O paradeiro exato do então presidente permanece desconhecido. Relatos indicam que Rajoelina deixou Madagascar no dia 12 de outubro, a bordo de uma aeronave militar francesa. Em vídeo divulgado na segunda-feira, ele afirmou estar em um “lugar seguro” por temer por sua vida.

A crise atual é a mais grave desde 2009, quando o próprio Rajoelina – junto ao atuais opositores CAPSAT – liderou protestos que derrubaram o então presidente Marc Ravalomanana.

Relembre outros países que passaram por impeachment em 2025

Peru

Além de Madagascar: veja quais presidentes sofreram impeachment em 2025

A presidente do Peru, Dina Boluarte, gesticula durante entrevista coletiva no palácio de governo após prestar depoimento ao Ministério Público, em Lima, em 5 de abril de 2024 – AFP/Arquivos

Com seis presidentes desde 2018, o Peru enfrenta uma longa época de instabilidade política. A última mandatária, Dina Boluarte, assumiu o poder no final de 2022, quando Pedro Castillo foi destituído do cargo de presidente e preso por tentar dissolver o Congresso. Agora, Boluarte vê seu destino se assemelhar ao do aliado, com ao menos quatro pedidos de impeachment protocolados no Parlamento neste mês de outubro.

.As solicitações apontam “permanente incapacidade moral” da presidente para continuar no cargo, mantendo o tom de insatisfação apresentado nas manifestações populares dos últimos meses. A economia do país sulamericano é um dos principais catalisadores da oposição, que critica os gastos pessoais de Boluarte em detrimento da resolução da recessão financeira.
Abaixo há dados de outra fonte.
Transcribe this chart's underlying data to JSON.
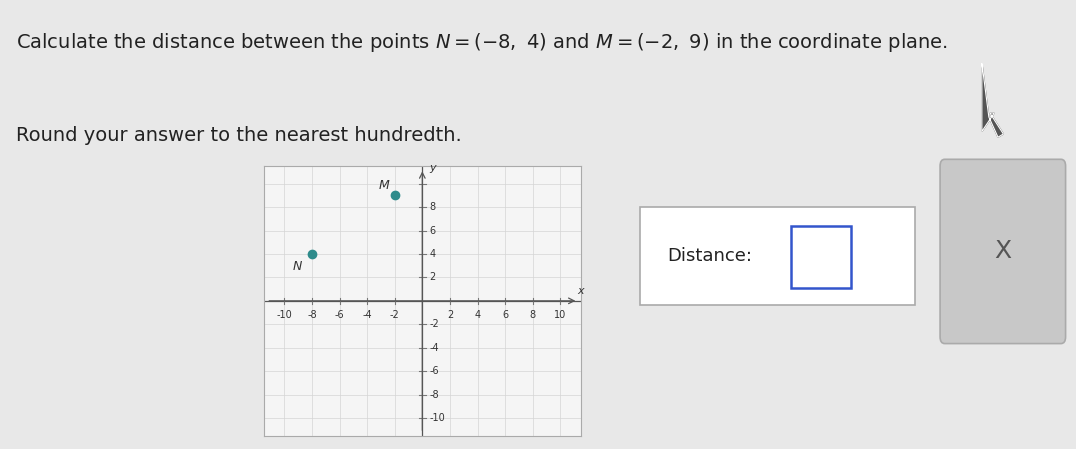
{
  "title_line1": "Calculate the distance between the points $N=(-8, 4)$ and $M=(-2, 9)$ in the coordinate plane.",
  "title_line2": "Round your answer to the nearest hundredth.",
  "point_N": [
    -8,
    4
  ],
  "point_M": [
    -2,
    9
  ],
  "point_color": "#2e8b8b",
  "label_N": "N",
  "label_M": "M",
  "axis_label_x": "x",
  "axis_label_y": "y",
  "xlim": [
    -11.5,
    11.5
  ],
  "ylim": [
    -11.5,
    11.5
  ],
  "xticks": [
    -10,
    -8,
    -6,
    -4,
    -2,
    2,
    4,
    6,
    8,
    10
  ],
  "yticks": [
    -10,
    -8,
    -6,
    -4,
    -2,
    2,
    4,
    6,
    8
  ],
  "bg_color": "#e8e8e8",
  "plot_bg": "#f5f5f5",
  "plot_border": "#aaaaaa",
  "axis_line_color": "#555555",
  "tick_line_color": "#777777",
  "distance_label": "Distance:",
  "dist_box_bg": "#ffffff",
  "dist_box_border": "#aaaaaa",
  "input_box_border": "#3355cc",
  "cross_bg": "#c8c8c8",
  "cross_border": "#aaaaaa",
  "cross_text": "X",
  "tick_fontsize": 7,
  "label_fontsize": 8,
  "title_fontsize": 14,
  "subtitle_fontsize": 14
}
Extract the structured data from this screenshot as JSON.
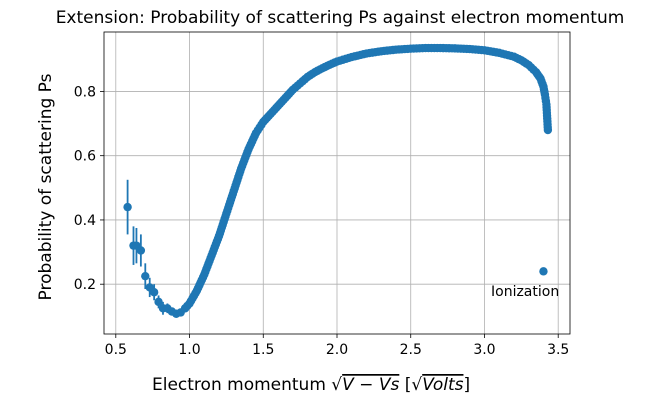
{
  "chart_data": {
    "type": "scatter",
    "title": "Extension: Probability of scattering Ps against electron momentum",
    "xlabel": "Electron momentum √V − Vs [√Volts]",
    "xlabel_parts": {
      "prefix": "Electron momentum ",
      "radicand": "V − Vs",
      "unit_open": " [",
      "unit_radicand": "Volts",
      "unit_close": "]"
    },
    "ylabel": "Probability of scattering Ps",
    "xlim": [
      0.42,
      3.58
    ],
    "ylim": [
      0.045,
      0.985
    ],
    "xticks": [
      0.5,
      1.0,
      1.5,
      2.0,
      2.5,
      3.0,
      3.5
    ],
    "xtick_labels": [
      "0.5",
      "1.0",
      "1.5",
      "2.0",
      "2.5",
      "3.0",
      "3.5"
    ],
    "yticks": [
      0.2,
      0.4,
      0.6,
      0.8
    ],
    "ytick_labels": [
      "0.2",
      "0.4",
      "0.6",
      "0.8"
    ],
    "grid": true,
    "marker_color": "#1f77b4",
    "annotations": [
      {
        "text": "Ionization",
        "x": 3.04,
        "y": 0.17
      }
    ],
    "errorbar_points": [
      {
        "x": 0.58,
        "y": 0.44,
        "err": 0.085
      },
      {
        "x": 0.62,
        "y": 0.32,
        "err": 0.06
      },
      {
        "x": 0.64,
        "y": 0.32,
        "err": 0.055
      },
      {
        "x": 0.67,
        "y": 0.305,
        "err": 0.05
      },
      {
        "x": 0.7,
        "y": 0.225,
        "err": 0.04
      },
      {
        "x": 0.73,
        "y": 0.19,
        "err": 0.03
      },
      {
        "x": 0.76,
        "y": 0.175,
        "err": 0.025
      },
      {
        "x": 0.79,
        "y": 0.145,
        "err": 0.02
      },
      {
        "x": 0.82,
        "y": 0.125,
        "err": 0.02
      },
      {
        "x": 0.85,
        "y": 0.125,
        "err": 0.015
      },
      {
        "x": 0.88,
        "y": 0.115,
        "err": 0.01
      },
      {
        "x": 0.91,
        "y": 0.108,
        "err": 0.008
      },
      {
        "x": 0.94,
        "y": 0.112,
        "err": 0.006
      },
      {
        "x": 0.97,
        "y": 0.125,
        "err": 0.005
      }
    ],
    "curve_points": [
      [
        1.0,
        0.14
      ],
      [
        1.05,
        0.18
      ],
      [
        1.1,
        0.23
      ],
      [
        1.15,
        0.29
      ],
      [
        1.2,
        0.35
      ],
      [
        1.25,
        0.42
      ],
      [
        1.3,
        0.49
      ],
      [
        1.35,
        0.56
      ],
      [
        1.4,
        0.62
      ],
      [
        1.45,
        0.67
      ],
      [
        1.5,
        0.705
      ],
      [
        1.55,
        0.73
      ],
      [
        1.6,
        0.755
      ],
      [
        1.65,
        0.78
      ],
      [
        1.7,
        0.805
      ],
      [
        1.75,
        0.825
      ],
      [
        1.8,
        0.845
      ],
      [
        1.85,
        0.86
      ],
      [
        1.9,
        0.872
      ],
      [
        1.95,
        0.883
      ],
      [
        2.0,
        0.893
      ],
      [
        2.1,
        0.907
      ],
      [
        2.2,
        0.918
      ],
      [
        2.3,
        0.925
      ],
      [
        2.4,
        0.93
      ],
      [
        2.5,
        0.933
      ],
      [
        2.6,
        0.935
      ],
      [
        2.7,
        0.935
      ],
      [
        2.8,
        0.934
      ],
      [
        2.9,
        0.932
      ],
      [
        3.0,
        0.928
      ],
      [
        3.1,
        0.92
      ],
      [
        3.2,
        0.908
      ],
      [
        3.25,
        0.897
      ],
      [
        3.3,
        0.882
      ],
      [
        3.35,
        0.86
      ],
      [
        3.38,
        0.84
      ],
      [
        3.4,
        0.815
      ],
      [
        3.41,
        0.79
      ],
      [
        3.42,
        0.76
      ],
      [
        3.43,
        0.68
      ]
    ],
    "outlier_points": [
      {
        "x": 3.4,
        "y": 0.24
      }
    ]
  }
}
A suposta inação da líder diante do aumento do crime organizado, “omissão” na proteção de direitos fundamentais no país e acusações de corrupção marcam presença nos pedidos de impeachment. A destituição acontece próxima à eleição presidencial e fez com que líder do Parlamento peruano, José Jerí, assumisse o cargo temporariamente. Ele deve organizar eleições gerais e, segundo indica a legislação do país,
a votação para eleger o novo chefe de estado deve ocorrer em abril de 2026.

Coreia do Sul

Além de Madagascar: veja quais presidentes sofreram impeachment em 2025

O presidente sul-coreano Yoon Suk Yeol – POOL/AFP/Arquivos

Em abril de 2025, o presidente da Coreia do Sul Yoon Suk Yeol teve o impeachment votado e oficializado unanimemente pela Corte Constitucional do país após decretar a chamada ”Lei Marcial” em dezembro de 2024.

A providência é utilizada apenas em momentos de crise extrema ou guerra e prevê imposição de leis militares, fechamento do parlamento e proibição de manifestações nas ruas. Quando decretada, a medida também reduz a liberdade de imprensa, que passa a ficar sob tutela governamental. Na ocasião, Yoon justificou a decisão sob o pretexto de interferência da Coreia do Norte dentro do país, mesmo que nunca tenha apresentado provas,.

Os oito juízes da Corte entenderam que o então mandatário deveria ser indiciado por insurreição, um dos poucos crimes que ultrapassa a imunidade presidencial. Apesar das punições para o crime incluírem prisão perpétua ou morte, Yoon apenas foi destituído. Após o impeachment, novas eleições foram convocadas e, em junho de 2025, o candidato de centro-esquerda Lee Jae-myung foi eleito.

Protagonismo da Geração Z

O levante em Madagascar não é caso isolado, mas sim um novo capítulo da onda de ativismo político encabeçado pela Geração Z. O movimento ecoa os recentes protestos no Nepal, onde uma revolta que iniciou como oposição à proibição de redes sociais acabou por derrubar o governo. Seguindo um padrão semelhante, jovens também tomaram as ruas de países como Indonésia e Bangladesh, pautando a agenda política com suas demandas.

Alguns especialistas já comparam a situação à Primavera Árabe, série de protestos em que transformou o Oriente Médio e o Norte da África no início da década de 2010 e que também foi capaz de derrubar governos.

“Em 16 anos, o presidente [de Madagascar] e seu governo não fizeram nada além de enriquecer enquanto o povo continua pobre. E os jovens, a geração Z, são os que mais sofrem”, disse Adrianarivony Fanomegantsoa, de 22 anos, à agência Reuters.